There is in ~ degree doubt that the vast majority of foreign nurses do a vital job, providing excellent care for both NHS and private patients. In some areas the system couldn’t cope without foreign nurses. For example, up to a quarter of nurses - more than 60,000 - working in London are foreign.
Josie Irwin, head of employment relations at the Royal College of Nursing, says: ‘One of the benefits of overseas nurses is that perfectly often they have a different cultural approach to older people, toward example. They are much more respectful and treat them with greatness.’
However, concerns have been raised about the competence of some overseas nurses - in particular poor communication skills and standards of training, as the case of Biju John illustrates.
Currently there is no international standard for nurses’ training. In this country, nurses fust have a minimum of a diploma in nursing which takes three years to acquire.
From 2013, wholly nurses will have to study to degree level to gain their grains of allowance.

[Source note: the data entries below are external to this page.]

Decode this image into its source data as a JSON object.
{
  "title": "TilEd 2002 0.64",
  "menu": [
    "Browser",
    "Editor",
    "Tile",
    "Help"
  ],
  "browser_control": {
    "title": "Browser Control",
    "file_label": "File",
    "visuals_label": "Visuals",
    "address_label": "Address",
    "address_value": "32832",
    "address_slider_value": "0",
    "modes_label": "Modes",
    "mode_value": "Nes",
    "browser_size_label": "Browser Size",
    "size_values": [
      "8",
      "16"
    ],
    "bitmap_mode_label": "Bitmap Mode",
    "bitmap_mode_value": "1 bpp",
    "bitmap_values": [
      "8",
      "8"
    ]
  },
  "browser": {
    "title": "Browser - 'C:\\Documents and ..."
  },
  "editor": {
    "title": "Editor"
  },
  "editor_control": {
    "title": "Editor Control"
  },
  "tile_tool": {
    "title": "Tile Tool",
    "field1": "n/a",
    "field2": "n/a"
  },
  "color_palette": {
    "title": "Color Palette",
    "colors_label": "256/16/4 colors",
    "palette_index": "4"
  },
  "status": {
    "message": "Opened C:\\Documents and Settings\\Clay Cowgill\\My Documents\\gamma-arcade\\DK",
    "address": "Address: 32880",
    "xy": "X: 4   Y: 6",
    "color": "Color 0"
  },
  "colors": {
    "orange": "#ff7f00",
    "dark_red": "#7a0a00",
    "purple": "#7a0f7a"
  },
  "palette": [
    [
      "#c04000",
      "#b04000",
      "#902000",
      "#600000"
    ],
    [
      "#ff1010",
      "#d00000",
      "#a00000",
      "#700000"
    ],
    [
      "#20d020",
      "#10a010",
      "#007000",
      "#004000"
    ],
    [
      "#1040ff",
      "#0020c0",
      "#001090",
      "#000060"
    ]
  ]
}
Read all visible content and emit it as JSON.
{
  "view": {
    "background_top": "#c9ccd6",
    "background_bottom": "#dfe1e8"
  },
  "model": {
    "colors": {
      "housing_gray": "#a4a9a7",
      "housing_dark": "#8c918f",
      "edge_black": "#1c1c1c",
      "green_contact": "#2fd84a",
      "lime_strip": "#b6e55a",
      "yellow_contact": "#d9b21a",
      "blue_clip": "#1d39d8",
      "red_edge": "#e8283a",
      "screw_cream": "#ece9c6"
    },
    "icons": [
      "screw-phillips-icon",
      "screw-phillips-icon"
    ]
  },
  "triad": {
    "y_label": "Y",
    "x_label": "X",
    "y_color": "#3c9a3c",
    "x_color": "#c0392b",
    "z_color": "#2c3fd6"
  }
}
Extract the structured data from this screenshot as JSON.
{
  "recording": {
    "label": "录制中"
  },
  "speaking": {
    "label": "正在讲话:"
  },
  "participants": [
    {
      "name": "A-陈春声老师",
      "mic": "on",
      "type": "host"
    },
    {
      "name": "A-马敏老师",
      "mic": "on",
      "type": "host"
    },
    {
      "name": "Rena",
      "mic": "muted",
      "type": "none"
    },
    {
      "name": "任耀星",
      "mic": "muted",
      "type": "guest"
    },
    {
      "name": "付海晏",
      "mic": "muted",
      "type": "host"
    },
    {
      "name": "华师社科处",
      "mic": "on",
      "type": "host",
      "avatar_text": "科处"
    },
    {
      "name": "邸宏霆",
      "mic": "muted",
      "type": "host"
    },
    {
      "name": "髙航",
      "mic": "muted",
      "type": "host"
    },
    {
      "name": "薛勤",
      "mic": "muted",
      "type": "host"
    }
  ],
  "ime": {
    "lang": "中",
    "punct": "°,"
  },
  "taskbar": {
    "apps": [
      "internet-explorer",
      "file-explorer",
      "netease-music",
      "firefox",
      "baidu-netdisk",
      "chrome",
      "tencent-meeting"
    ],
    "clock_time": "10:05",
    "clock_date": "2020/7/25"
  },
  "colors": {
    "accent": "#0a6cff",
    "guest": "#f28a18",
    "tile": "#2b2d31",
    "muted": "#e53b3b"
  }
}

However, other countries do it differently and not always to the same standards.
Indeed, of the 6,000 EU nurses and midwives who applied to be~ne on to the UK nursing register last year, only around a third were deemed to have sufficient training by the nurses’ regulatory corpse.
While there are moves to bring all EU nursing training into line, concerns have been raised about the standard of training in more Eastern European countries.
Communication is the other area that can appoint problems. The UK nursing regulator cannot under EU law ask instead of evidence of an EU nurse’s ability to speak English while part of the registration process.
It is left to employers to ensure nurses have sufficient language skills. Earlier this year it emerged the Oxford Radcliffe NHS Trust had been farfetched to send foreign nurses on English language courses because they couldn’t penetrate basic medical phrases such as ‘nil by mouth’.
Josie Irwin of the Royal College of Nursing says: ‘ Communication is at the inner part of nursing and there have been some issues about language with overseas nurses.
‘The practical problem is that patients can’t make out what they are saying. Even among the best speakers, their tone and accent can make then incomprehensible. A patient’s ability to contain may be compromised because you are under sedation or generally pathetic rotten. When you are vulnerable, it is important that people are advantageous communicators.’